Na virada dos anos 60/70, havia mais de 70 partidos de inspiração marxista-leninista no Peru. Muitos deles eram minúsculos, conta Roncagliolo em "La Cuarta Espada".
O debate era intenso e, em suas largas conferências, os militantes costumavam discordar sobre vários temas. Se a composição do exército revolucionário deveria ser camponês, mineiro ou pescador, se o itinerário da revolução teria de ser do campo à cidade ou ao contrário, e qual modelo de produção seria melhor para um Peru comunista, o chinês, o albanês, o iugoslavo ou outros.

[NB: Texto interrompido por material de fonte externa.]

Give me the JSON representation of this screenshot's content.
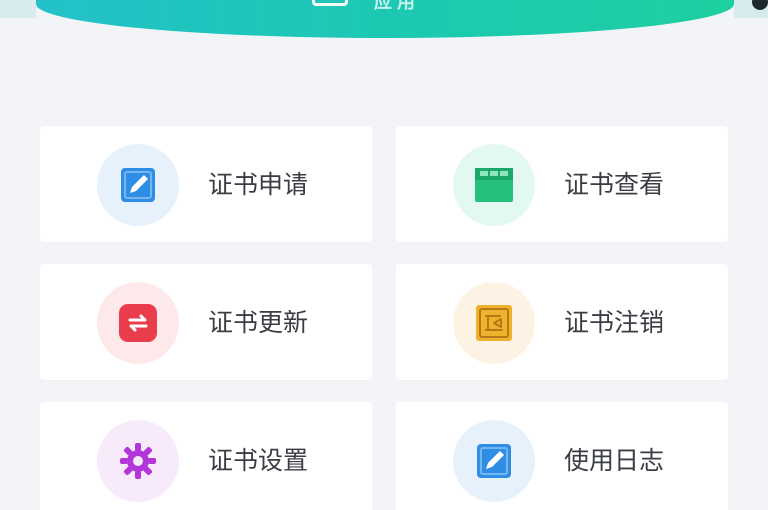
{
  "header": {
    "title": "应用"
  },
  "menu": {
    "items": [
      {
        "label": "证书申请",
        "icon": "edit-certificate-icon",
        "bg": "#e6f1fc",
        "accent": "#2e8ee6"
      },
      {
        "label": "证书查看",
        "icon": "view-certificate-icon",
        "bg": "#e3f8f0",
        "accent": "#25c17a"
      },
      {
        "label": "证书更新",
        "icon": "refresh-certificate-icon",
        "bg": "#fde9ea",
        "accent": "#ea3d4b"
      },
      {
        "label": "证书注销",
        "icon": "cancel-certificate-icon",
        "bg": "#fdf3e5",
        "accent": "#f0b12d"
      },
      {
        "label": "证书设置",
        "icon": "settings-gear-icon",
        "bg": "#f7ebfb",
        "accent": "#b236d8"
      },
      {
        "label": "使用日志",
        "icon": "usage-log-icon",
        "bg": "#e6f1fc",
        "accent": "#2e8ee6"
      }
    ]
  }
}
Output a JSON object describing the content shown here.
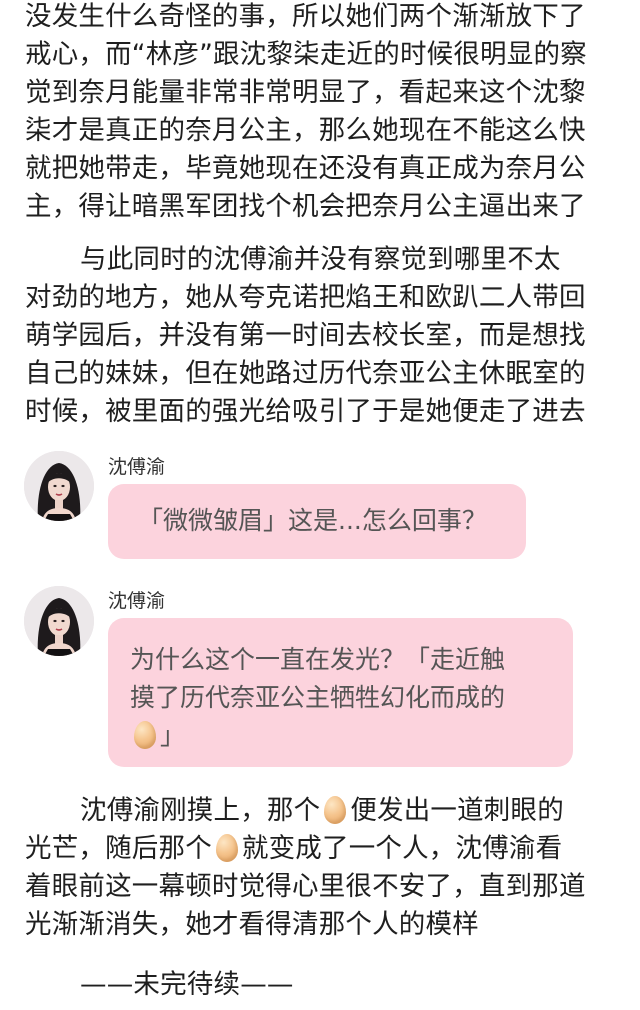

Entre esses grupos, aquele criado por Abimael Guzmán, em 1969, era apenas mais um, e levava o inusitado -e mesmo poético- nome de Partido Comunista do Peru pelo Sendero Luminoso de Mariátegui. Sendero Luminoso significa "caminho iluminado". E José Carlos Mariátegui (1894-1930), autor de "Sete Ensaios de Interpretação da Realidade Peruana", foi o principal intelectual de esquerda que teve o país.
O Sendero, que seguia inspiração maoísta, tornou-se um dos agrupamentos terroristas mais perigosos do mundo. Na luta armada que desencadeou a partir de 1980, atacou camponeses, civis em geral, autoridades locais e o Exército.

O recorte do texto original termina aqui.